Puis est venue une question plus difficile. Lorsqu’un incident de mauvais ciblage aurait tué plus de 150 enfants en Iran, les observateurs extérieurs ont immédiatement demandé si l’IA aurait pu contribuer à l’erreur. La réponse honnête est que personne en dehors du Pentagone ne sait, et le Pentagone ne dit rien. Le secrétaire à la Défense, Pete Hegseth, qui a misé sa carrière sur une adoption agressive de l’IA, n’a que peu d’incitations à être transparent.

Les erreurs de ciblage ne sont pas nouvelles, mais l’introduction de l’IA générative dans la chaîne de ciblage l’est. Il s’agit d’une technologie qui hallucine encore des faits, mal interprète des images et trébuche dans le raisonnement en contexte commercial à faible enjeu. La déployer en situation de guerre, où les conséquences d’une erreur peuvent se mesurer en vies humaines, représente un saut que ni le militaire ni personne d’autre n’a rigoureusement testé.

Le rejet par le public a compliqué la victoire. L’application Claude d’Anthropic est devenue la plus téléchargée sur l’App Store. Une campagne de boycott populaire a incité les utilisateurs à abandonner ChatGPT à cause de l’accord du Pentagone avec OpenAI. Sur X, Altman a été confronté à une série de questions pointues : si le contrat d’OpenAI permet toutes les utilisations légales, comment peut-il aussi interdire la surveillance de masse et les armes autonomes, qui n’ont pas d’interdiction légale explicite ? Si OpenAI a obtenu les mêmes lignes rouges qu’Anthropic, pourquoi le Pentagone n’a-t-il pas accepté ces conditions d’Anthropic ? Ces contradictions ont une importance au-delà du discours.

Ces entreprises sont engagées dans une compétition féroce pour attirer des utilisateurs payants, des clients d’entreprise et des talents en ingénierie. Aucune n’est rentable. Les deux brûlent des milliards et ont levé des dizaines de milliards ces dernières semaines pour rester dans la course. Les contrats avec le Pentagone valent environ 200 millions de dollars chacun, ce qui n’est pas le plus gros chèque que ces entreprises encaisseront cette année, mais c’est soudainement la plus grande menace pour leurs activités.

Pour Anthropic, la désignation de risque pour la chaîne d’approvisionnement va bien au-delà du Pentagone. Toute entreprise faisant affaire avec le gouvernement fédéral, y compris les plus grands soutiens d’Anthropic, Amazon et Google, pourrait devoir prouver qu’elle n’utilise pas Claude.
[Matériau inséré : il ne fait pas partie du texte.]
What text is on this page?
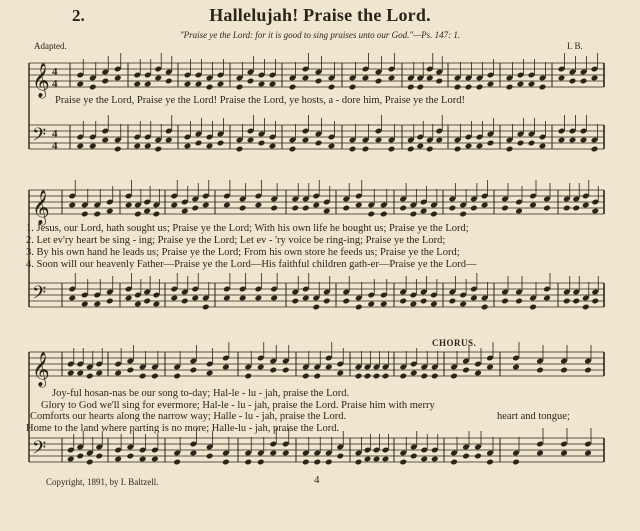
2.	Hallelujah! Praise the Lord.
"Praise ye the Lord: for it is good to sing praises unto our God."—Ps. 147: 1.
Adapted.	I. B.
𝄞
𝄢
𝄞
𝄢
𝄞
𝄢
4
4
4
4
Praise ye the Lord, Praise ye the Lord! Praise the Lord, ye hosts, a - dore him, Praise ye the Lord!
1. Jesus, our Lord, hath sought us; Praise ye the Lord; With his own life he bought us; Praise ye the Lord;
2. Let ev'ry heart be sing - ing; Praise ye the Lord; Let ev - 'ry voice be ring-ing; Praise ye the Lord;
3. By his own hand he leads us; Praise ye the Lord; From his own store he feeds us; Praise ye the Lord;
4. Soon will our heavenly Father—Praise ye the Lord—His faithful children gath-er—Praise ye the Lord—
CHORUS.
Joy-ful hosan-nas be our song to-day; Hal-le - lu - jah, praise the Lord.
Glory to God we'll sing for evermore; Hal-le - lu - jah, praise the Lord. Praise him with merry
Comforts our hearts along the narrow way; Halle - lu - jah, praise the Lord.	heart and tongue;
Home to the land where parting is no more; Halle-lu - jah, praise the Lord.
Copyright, 1891, by I. Baltzell.	4
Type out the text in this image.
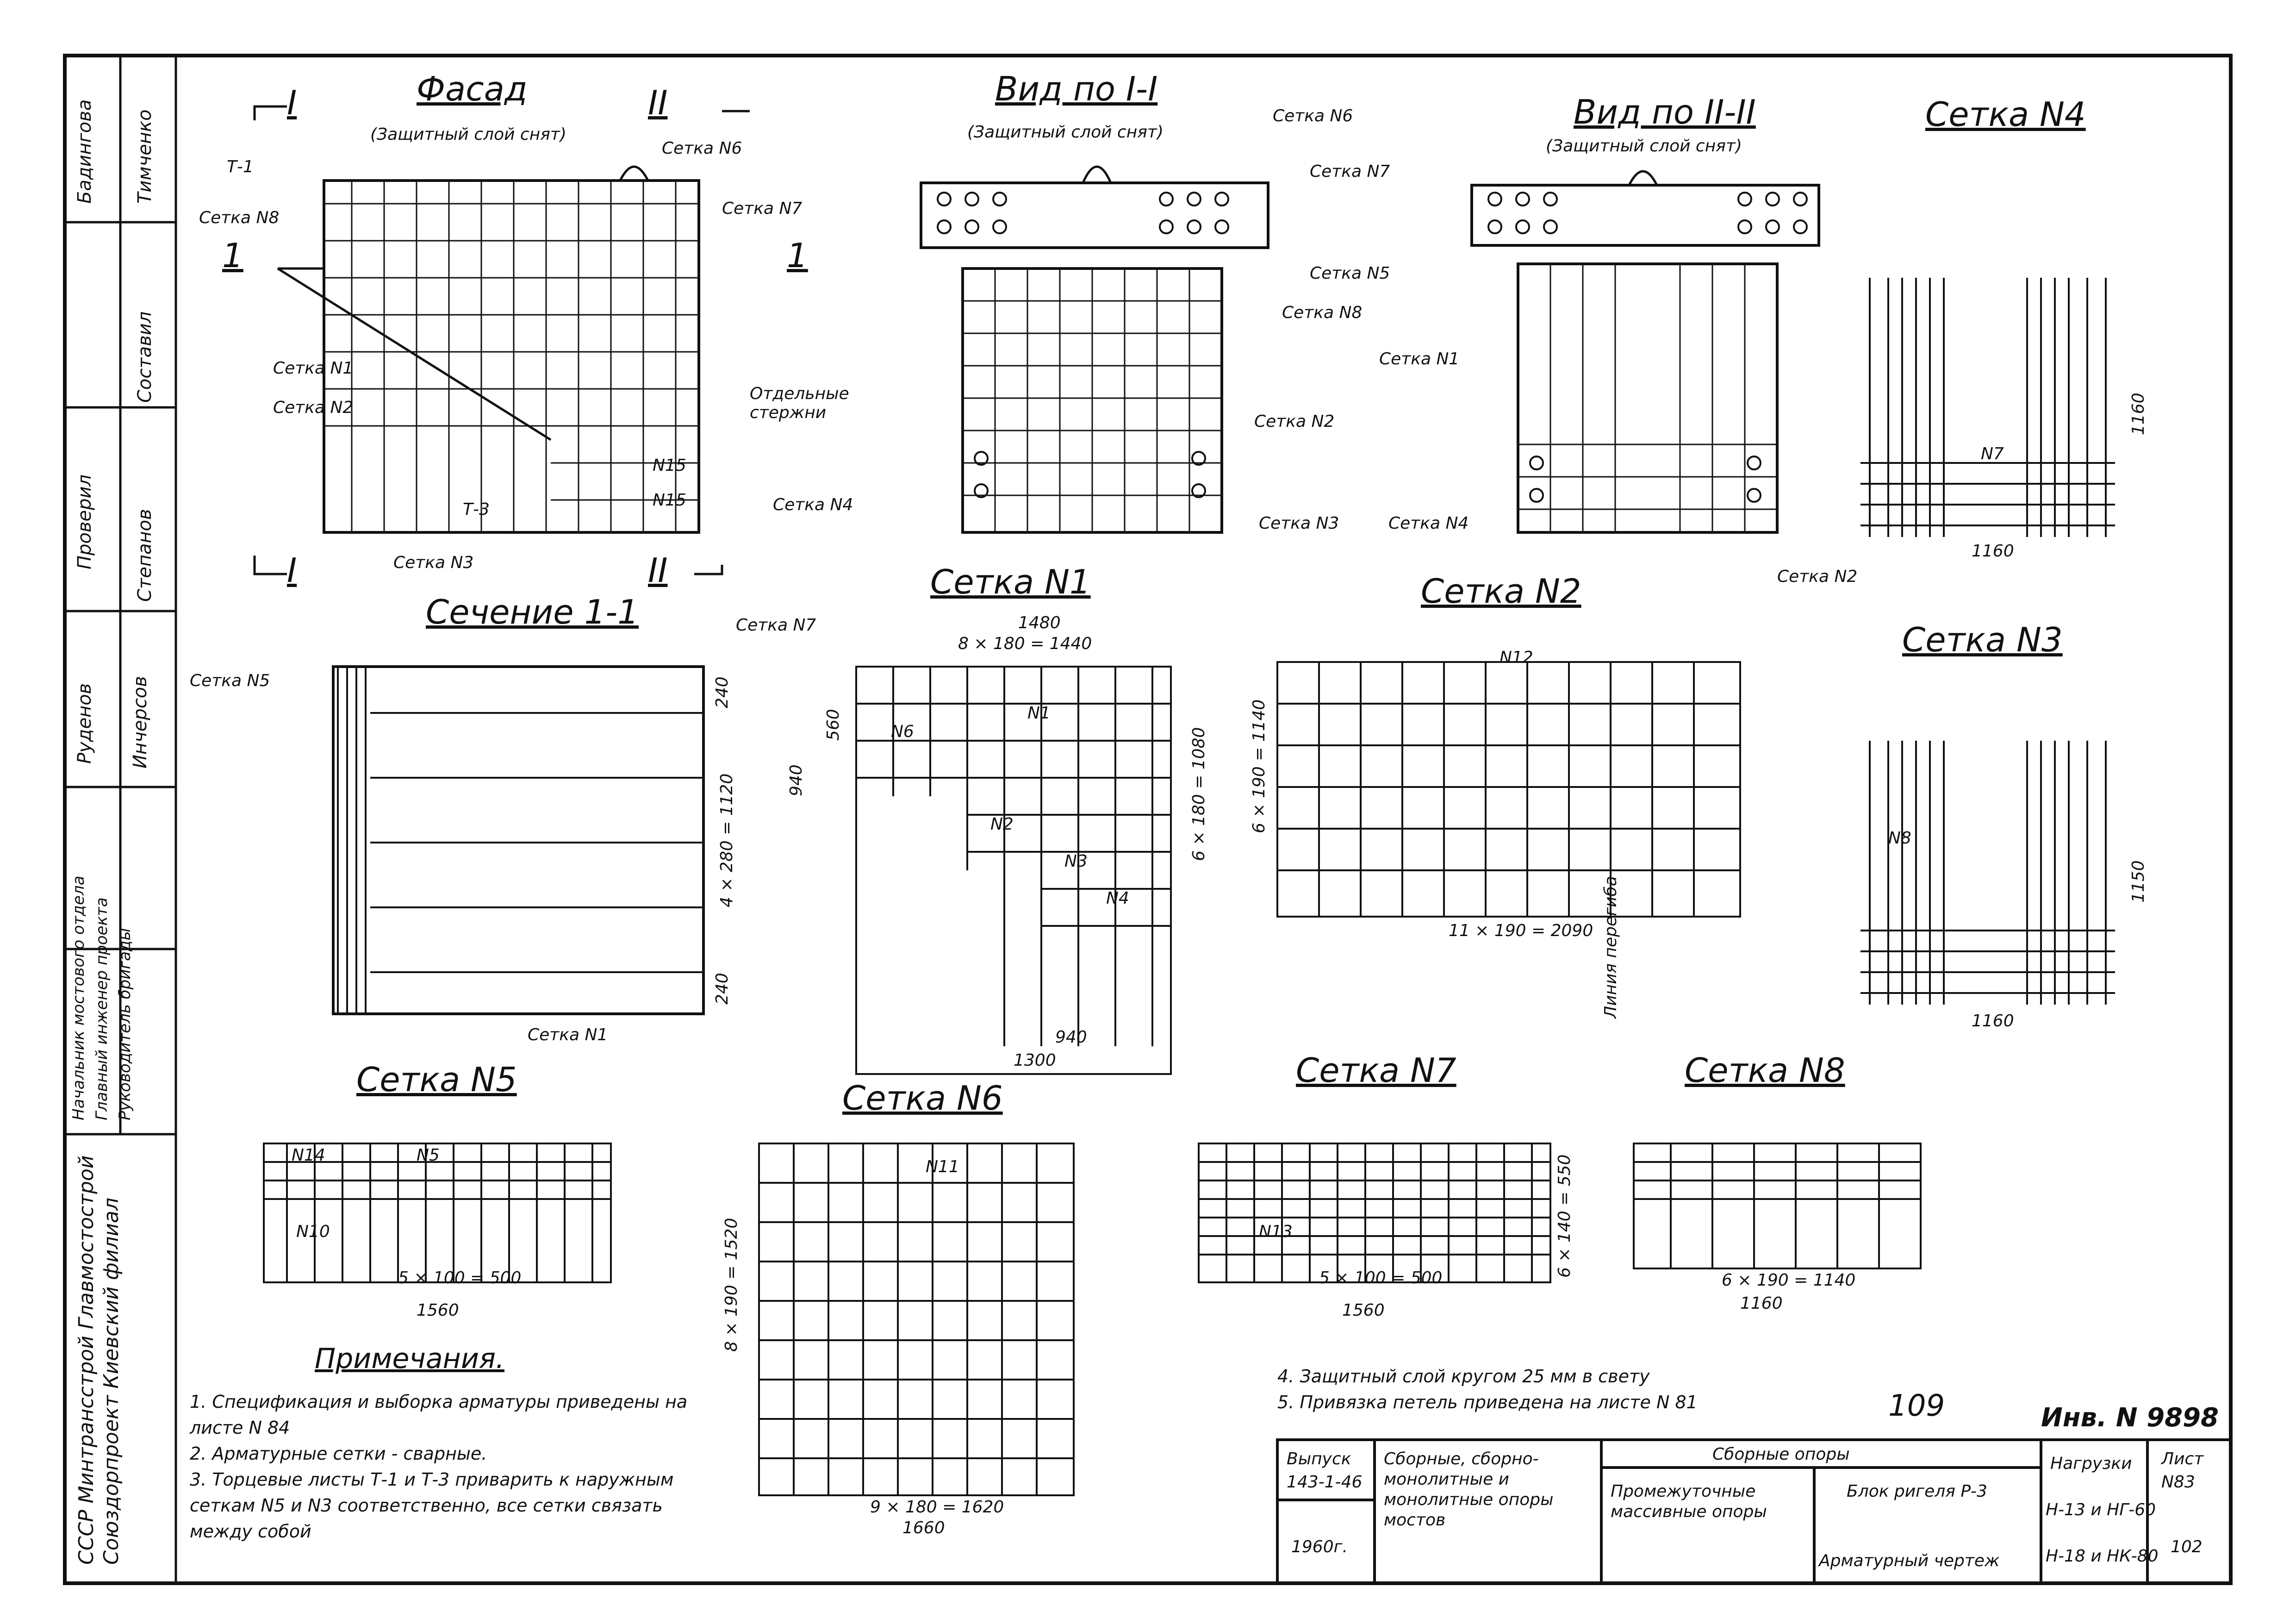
Фасад
(Защитный слой снят)
Вид по I-I
(Защитный слой снят)
Вид по II-II
(Защитный слой снят)
Сетка N4
Сечение 1-1
Сетка N1	Сетка N2
Сетка N3
Сетка N5	Сетка N6
Сетка N7	Сетка N8
Т-1
Т-3
Сетка N8
Сетка N1
Сетка N2
Сетка N3
Сетка N4
Сетка N6
Сетка N7
Отдельные стержни
N15
N15
Сетка N6
Сетка N7
Сетка N5
Сетка N8
Сетка N1
Сетка N2
Сетка N3	Сетка N4
Сетка N2
Сетка N5
Сетка N7
Сетка N1
Линия перегиба
I
I
II
II
1	1
1480
8 × 180 = 1440
6 × 180 = 1080
940
560
940
1300
11 × 190 = 2090
6 × 190 = 1140
4 × 280 = 1120
240
240
1160
1160
1160
1150
5 × 100 = 500
1560	8 × 190 = 1520
9 × 180 = 1620
1660
5 × 100 = 500
1560
6 × 140 = 550
6 × 190 = 1140
1160
N1
N2
N3
N4
N5
N6
N7
N8
N10
N11
N12
N13
N14
Примечания.
1. Спецификация и выборка арматуры приведены на листе N 84
2. Арматурные сетки - сварные.
3. Торцевые листы Т-1 и Т-3 приварить к наружным сеткам N5 и N3 соответственно, все сетки связать между собой
4. Защитный слой кругом 25 мм в свету
5. Привязка петель приведена на листе N 81	109	Инв. N 9898
Выпуск
143-1-46
1960г.
Сборные, сборно-монолитные и монолитные опоры мостов
Сборные опоры
Промежуточные массивные опоры
Блок ригеля Р-3
Арматурный чертеж
Нагрузки
Н-13 и НГ-60
Н-18 и НК-80
Лист
N83
102
СССР Минтрансстрой Главмостострой Союздорпроект Киевский филиал
Начальник мостового отдела Главный инженер проекта Руководитель бригады
Инчерсов
Степанов
Составил
Проверил
Руденов
Бадингова Тимченко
C’est une question qui pourrait avoir des répercussions sur les ventes aux entreprises, les partenariats cloud et les décisions d’investissement bien au-delà de la défense.

Pour OpenAI, la question d’un accord pour une utilisation classifiée n’est qu’un point dans une négociation contractuelle. C’est une autre histoire lorsque des bombes tombent réellement et que les questions sur les garde-fous, les erreurs de ciblage et les enfants morts n’ont pas de réponses claires. La perception que votre chatbot aide à choisir des cibles de bombardement n’est pas un problème de marque que quelques réponses sur les réseaux sociaux peuvent résoudre.